Samples with RMSD vs. A3A < RMSD vs. A3B were considered A3A-like, while those with RMSD vs. A3B < RMSD vs. A3A were A3B-like.

pLogo analysis

pLogos identify nucleotides statistically over- or underrepresented in a ‘foreground’ set of sequences, relative to abundances within a ‘background’ set³⁰. pLogos were generated using all C → T substitutions from yeast data and all C → G or C → T substitutions from cancer samples. Each element within the set of foreground sequences comprised the two bases immediately 5′ of a mutation, the mutated base itself (always C), and one base immediately 3′. The corresponding background was the set of 41-mers each centered on a mutation included in the foreground. The deaminated C was set to position 0. Nucleotides above the horizontal axis were overrepresented, while those below the axis were underrepresented. The height of each nucleotide denotes the magnitude of over- or underrepresentation. Red lines represent cutoffs for p = 0.05. In rare cases, the number of bases in the background set was apparently greater than could be accommodated by the pLogo online tool, so the set of C → G or C → T substitutions was analyzed separately from the G → C or G → A set. As such pairs of pLogos were always very similar, we reported those generated from C → G or C → T substitutions only.
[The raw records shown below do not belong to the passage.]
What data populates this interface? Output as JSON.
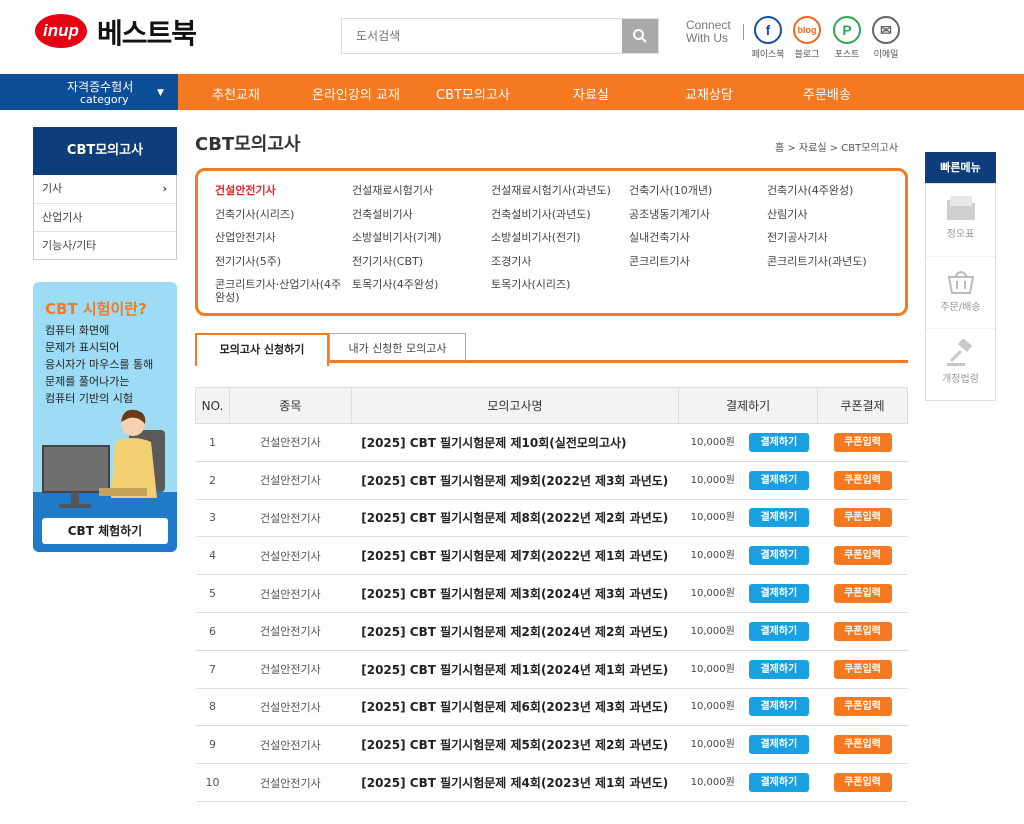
{
  "header": {
    "logo_badge": "inup",
    "logo_text": "베스트북",
    "search_placeholder": "도서검색",
    "connect_line1": "Connect",
    "connect_line2": "With Us",
    "social": [
      {
        "label": "페이스북",
        "glyph": "f",
        "icon": "facebook-icon",
        "color": "#1a4f9c"
      },
      {
        "label": "블로그",
        "glyph": "blog",
        "icon": "blog-icon",
        "color": "#e96b1b"
      },
      {
        "label": "포스트",
        "glyph": "P",
        "icon": "post-icon",
        "color": "#2fa84f"
      },
      {
        "label": "이메일",
        "glyph": "✉",
        "icon": "email-icon",
        "color": "#666666"
      }
    ]
  },
  "nav": {
    "category_line1": "자격증수험서",
    "category_line2": "category",
    "items": [
      "추천교재",
      "온라인강의 교재",
      "CBT모의고사",
      "자료실",
      "교재상담",
      "주문배송"
    ]
  },
  "sidebar": {
    "title": "CBT모의고사",
    "items": [
      "기사",
      "산업기사",
      "기능사/기타"
    ],
    "banner_title": "CBT 시험이란?",
    "banner_lines": [
      "컴퓨터 화면에",
      "문제가 표시되어",
      "응시자가 마우스를 통해",
      "문제를 풀어나가는",
      "컴퓨터 기반의 시험"
    ],
    "banner_button": "CBT 체험하기"
  },
  "main": {
    "title": "CBT모의고사",
    "breadcrumb": "홈 > 자료실 > CBT모의고사",
    "categories": [
      "건설안전기사",
      "건설재료시험기사",
      "건설재료시험기사(과년도)",
      "건축기사(10개년)",
      "건축기사(4주완성)",
      "건축기사(시리즈)",
      "건축설비기사",
      "건축설비기사(과년도)",
      "공조냉동기계기사",
      "산림기사",
      "산업안전기사",
      "소방설비기사(기계)",
      "소방설비기사(전기)",
      "실내건축기사",
      "전기공사기사",
      "전기기사(5주)",
      "전기기사(CBT)",
      "조경기사",
      "콘크리트기사",
      "콘크리트기사(과년도)",
      "콘크리트기사·산업기사(4주완성)",
      "토목기사(4주완성)",
      "토목기사(시리즈)"
    ],
    "tabs": [
      "모의고사 신청하기",
      "내가 신청한 모의고사"
    ],
    "columns": [
      "NO.",
      "종목",
      "모의고사명",
      "결제하기",
      "쿠폰결제"
    ],
    "pay_label": "결제하기",
    "coupon_label": "쿠폰입력",
    "rows": [
      {
        "no": "1",
        "subject": "건설안전기사",
        "name": "[2025] CBT 필기시험문제 제10회(실전모의고사)",
        "price": "10,000원"
      },
      {
        "no": "2",
        "subject": "건설안전기사",
        "name": "[2025] CBT 필기시험문제 제9회(2022년 제3회 과년도)",
        "price": "10,000원"
      },
      {
        "no": "3",
        "subject": "건설안전기사",
        "name": "[2025] CBT 필기시험문제 제8회(2022년 제2회 과년도)",
        "price": "10,000원"
      },
      {
        "no": "4",
        "subject": "건설안전기사",
        "name": "[2025] CBT 필기시험문제 제7회(2022년 제1회 과년도)",
        "price": "10,000원"
      },
      {
        "no": "5",
        "subject": "건설안전기사",
        "name": "[2025] CBT 필기시험문제 제3회(2024년 제3회 과년도)",
        "price": "10,000원"
      },
      {
        "no": "6",
        "subject": "건설안전기사",
        "name": "[2025] CBT 필기시험문제 제2회(2024년 제2회 과년도)",
        "price": "10,000원"
      },
      {
        "no": "7",
        "subject": "건설안전기사",
        "name": "[2025] CBT 필기시험문제 제1회(2024년 제1회 과년도)",
        "price": "10,000원"
      },
      {
        "no": "8",
        "subject": "건설안전기사",
        "name": "[2025] CBT 필기시험문제 제6회(2023년 제3회 과년도)",
        "price": "10,000원"
      },
      {
        "no": "9",
        "subject": "건설안전기사",
        "name": "[2025] CBT 필기시험문제 제5회(2023년 제2회 과년도)",
        "price": "10,000원"
      },
      {
        "no": "10",
        "subject": "건설안전기사",
        "name": "[2025] CBT 필기시험문제 제4회(2023년 제1회 과년도)",
        "price": "10,000원"
      }
    ]
  },
  "quick_menu": {
    "title": "빠른메뉴",
    "items": [
      {
        "label": "정오표",
        "icon": "folder-icon"
      },
      {
        "label": "주문/배송",
        "icon": "basket-icon"
      },
      {
        "label": "개정법령",
        "icon": "gavel-icon"
      }
    ]
  },
  "colors": {
    "brand_orange": "#f47920",
    "nav_blue": "#0d4e99",
    "pay_blue": "#1aa0e0",
    "active_red": "#e5232e"
  }
}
Additional statistical analyses

Additional statistical analyses, including Kolmogorov-Smirnov test, Spearman's correlation, χ² test with Yates correction, and χ² test for trend, were performed using Graphpad Prism 6 (Graphpad Software).

Code availability

APOBEC mutagenesis pattern was analyzed similarly to the analysis incorporated into the Broad's Institute TCGA GDAC Firehose⁴². R code is available upon request.